Aussi limitée soit-elle, cette mesure, qui constitue une première dans notre pays, a demandé pour son adoption et sa mise en œuvre plus de dix ans de négociations et de tractations au sein du CA de la CNSS et des autres instances. Il a fallu beaucoup de volontarisme et d’abnégation pour la libérer des arcanes de l’administration. On savait dès le départ qu’elle est insuffisante et de portée limitée. Mais l’essentiel était de démarrer en prenant l’engagement de procéder après deux à trois années à son évaluation et rectifier le tir. La perfection est l’ennemie de l’action, on ne le dira jamais assez.
Maintenant, on est dans un autre contexte. Depuis 2016, beaucoup d’eau a coulé sous les ponts et d’autres priorités se sont imposées à notre pays dont notamment la question sociale, la nécessité d’une croissance inclusive et d’une réduction des inégalités. .. Autant de problématiques qui ont constitué la trame du NMD.
En partant de ces insuffisances, le CESE a fait un certain nombre de propositions pouvant faire l’objet d’une plateforme sérieuse de débat.

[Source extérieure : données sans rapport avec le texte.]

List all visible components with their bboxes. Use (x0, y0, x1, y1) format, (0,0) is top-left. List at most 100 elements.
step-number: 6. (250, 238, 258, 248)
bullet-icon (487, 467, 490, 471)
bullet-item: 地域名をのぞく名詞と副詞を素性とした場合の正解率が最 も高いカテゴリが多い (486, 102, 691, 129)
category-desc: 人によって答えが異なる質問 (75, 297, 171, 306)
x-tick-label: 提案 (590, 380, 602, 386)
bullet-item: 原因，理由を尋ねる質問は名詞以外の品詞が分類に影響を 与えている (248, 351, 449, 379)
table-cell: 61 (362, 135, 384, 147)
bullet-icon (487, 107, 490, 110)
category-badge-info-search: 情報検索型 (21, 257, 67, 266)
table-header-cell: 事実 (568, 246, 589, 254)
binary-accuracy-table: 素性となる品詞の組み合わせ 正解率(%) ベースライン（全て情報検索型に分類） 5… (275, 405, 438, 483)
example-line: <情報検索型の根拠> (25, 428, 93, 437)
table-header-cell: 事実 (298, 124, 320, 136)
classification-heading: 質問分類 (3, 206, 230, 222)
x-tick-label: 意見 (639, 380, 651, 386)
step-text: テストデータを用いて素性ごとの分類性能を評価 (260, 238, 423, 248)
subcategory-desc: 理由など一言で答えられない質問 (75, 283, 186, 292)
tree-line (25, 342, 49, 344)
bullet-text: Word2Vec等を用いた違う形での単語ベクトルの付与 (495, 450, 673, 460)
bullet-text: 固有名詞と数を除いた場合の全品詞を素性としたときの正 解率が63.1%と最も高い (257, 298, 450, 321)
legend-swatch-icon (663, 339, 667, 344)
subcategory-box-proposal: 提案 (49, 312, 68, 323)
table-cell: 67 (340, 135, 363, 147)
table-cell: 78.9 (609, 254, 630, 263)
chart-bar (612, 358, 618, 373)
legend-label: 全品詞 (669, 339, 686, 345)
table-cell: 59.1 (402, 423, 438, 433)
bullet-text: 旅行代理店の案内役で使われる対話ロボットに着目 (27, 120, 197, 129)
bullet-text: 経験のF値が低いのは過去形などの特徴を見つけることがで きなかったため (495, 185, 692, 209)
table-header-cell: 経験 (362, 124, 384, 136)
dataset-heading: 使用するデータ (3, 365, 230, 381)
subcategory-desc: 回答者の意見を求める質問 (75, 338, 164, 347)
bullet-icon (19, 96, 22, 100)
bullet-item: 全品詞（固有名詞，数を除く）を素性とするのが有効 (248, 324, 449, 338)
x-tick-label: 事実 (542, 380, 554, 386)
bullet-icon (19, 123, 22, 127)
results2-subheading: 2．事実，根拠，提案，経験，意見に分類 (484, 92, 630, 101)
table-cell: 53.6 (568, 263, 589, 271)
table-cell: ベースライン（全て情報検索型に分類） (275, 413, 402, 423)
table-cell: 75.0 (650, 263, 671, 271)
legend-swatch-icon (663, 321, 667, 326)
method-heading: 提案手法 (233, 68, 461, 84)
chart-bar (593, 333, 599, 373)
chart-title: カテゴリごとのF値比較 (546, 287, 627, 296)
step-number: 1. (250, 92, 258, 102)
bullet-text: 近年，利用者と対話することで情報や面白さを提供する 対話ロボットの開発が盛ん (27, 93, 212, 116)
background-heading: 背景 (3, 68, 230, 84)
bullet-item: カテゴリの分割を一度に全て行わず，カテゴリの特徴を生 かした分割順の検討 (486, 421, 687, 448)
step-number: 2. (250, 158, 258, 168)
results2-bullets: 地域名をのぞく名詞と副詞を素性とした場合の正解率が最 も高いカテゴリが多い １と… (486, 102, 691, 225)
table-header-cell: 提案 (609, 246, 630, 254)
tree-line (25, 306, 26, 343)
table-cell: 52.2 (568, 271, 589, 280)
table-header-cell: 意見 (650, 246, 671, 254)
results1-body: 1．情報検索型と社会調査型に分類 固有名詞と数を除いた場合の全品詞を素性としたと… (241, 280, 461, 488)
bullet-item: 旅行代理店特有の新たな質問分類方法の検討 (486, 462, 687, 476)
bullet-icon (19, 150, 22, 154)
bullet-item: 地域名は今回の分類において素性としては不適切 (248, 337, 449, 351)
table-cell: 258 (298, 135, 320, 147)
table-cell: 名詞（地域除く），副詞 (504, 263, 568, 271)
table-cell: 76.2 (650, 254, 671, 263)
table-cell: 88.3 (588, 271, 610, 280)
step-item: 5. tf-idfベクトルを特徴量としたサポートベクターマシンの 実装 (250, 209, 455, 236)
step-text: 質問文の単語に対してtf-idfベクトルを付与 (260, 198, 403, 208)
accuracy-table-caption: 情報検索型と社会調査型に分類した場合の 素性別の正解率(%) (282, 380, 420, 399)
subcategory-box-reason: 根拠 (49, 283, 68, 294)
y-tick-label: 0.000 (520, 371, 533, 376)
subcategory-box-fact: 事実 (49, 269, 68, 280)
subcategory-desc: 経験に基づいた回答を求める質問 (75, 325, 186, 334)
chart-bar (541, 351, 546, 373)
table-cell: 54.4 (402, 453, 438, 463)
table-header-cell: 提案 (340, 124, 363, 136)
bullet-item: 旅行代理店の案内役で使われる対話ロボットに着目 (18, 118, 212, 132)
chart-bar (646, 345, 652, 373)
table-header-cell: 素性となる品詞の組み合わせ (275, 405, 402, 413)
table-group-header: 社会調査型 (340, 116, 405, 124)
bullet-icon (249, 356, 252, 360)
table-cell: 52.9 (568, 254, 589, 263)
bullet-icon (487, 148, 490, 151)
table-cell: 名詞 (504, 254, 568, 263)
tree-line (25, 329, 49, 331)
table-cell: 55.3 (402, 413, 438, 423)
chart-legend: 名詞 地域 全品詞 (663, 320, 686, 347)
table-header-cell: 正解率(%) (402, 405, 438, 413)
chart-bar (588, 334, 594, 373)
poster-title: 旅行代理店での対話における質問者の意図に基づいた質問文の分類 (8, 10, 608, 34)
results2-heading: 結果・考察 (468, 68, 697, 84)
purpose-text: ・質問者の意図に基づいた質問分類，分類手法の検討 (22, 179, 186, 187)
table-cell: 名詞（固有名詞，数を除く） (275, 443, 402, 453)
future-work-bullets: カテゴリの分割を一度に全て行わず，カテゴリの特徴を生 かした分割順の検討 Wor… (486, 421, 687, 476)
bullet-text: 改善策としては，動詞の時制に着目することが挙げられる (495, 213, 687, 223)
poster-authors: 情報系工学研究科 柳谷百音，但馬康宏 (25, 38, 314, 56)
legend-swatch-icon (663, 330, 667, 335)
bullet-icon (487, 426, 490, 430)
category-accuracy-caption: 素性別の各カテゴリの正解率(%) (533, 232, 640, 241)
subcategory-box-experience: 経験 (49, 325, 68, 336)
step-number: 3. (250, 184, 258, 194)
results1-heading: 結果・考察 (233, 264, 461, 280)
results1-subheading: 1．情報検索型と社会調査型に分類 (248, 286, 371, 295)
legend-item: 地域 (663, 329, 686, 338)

Il plaide pour une réforme systémique progressive conduisant vers l’instauration d’un système d’indemnisation de chômage.
Ainsi, pour les travailleurs salariés, il s’agit de : réduire le nombre minimum de jours de cotisations requis ; augmenter le plafond de l’indemnité en le portant à un multiple du SMIG (4 à 5 fois le SMIG) ; étendre la durée des prestations de manière proportionnelle à la durée cotisée ; améliorer le financement de l’IPE à travers l’augmentation des cotisations et une autre série de mesures exposées dans le rapport.
En revanche, pour les travailleurs non-salariés, une approche graduelle est privilégiée devant faire l’objet d’un débat et d’une concertation entre les parties concernées de manière à tenir compte des spécificités des différents métiers et de définir préalablement ce que constituerait la cessation d’activité pour ces catégories de travailleurs. Question on ne peut plus délicate comme on le voit déjà avec l’extension de l’AMO aux indépendants.
Telles sont, les idées-forces développées par le CESE. Elles ont le mérite d’exister et d’enrichir le débat national sur une question sociale de première importance pour sécuriser la vie des travailleurs menacés à tout moment de perdre leur emploi et de se retrouver sans ressources.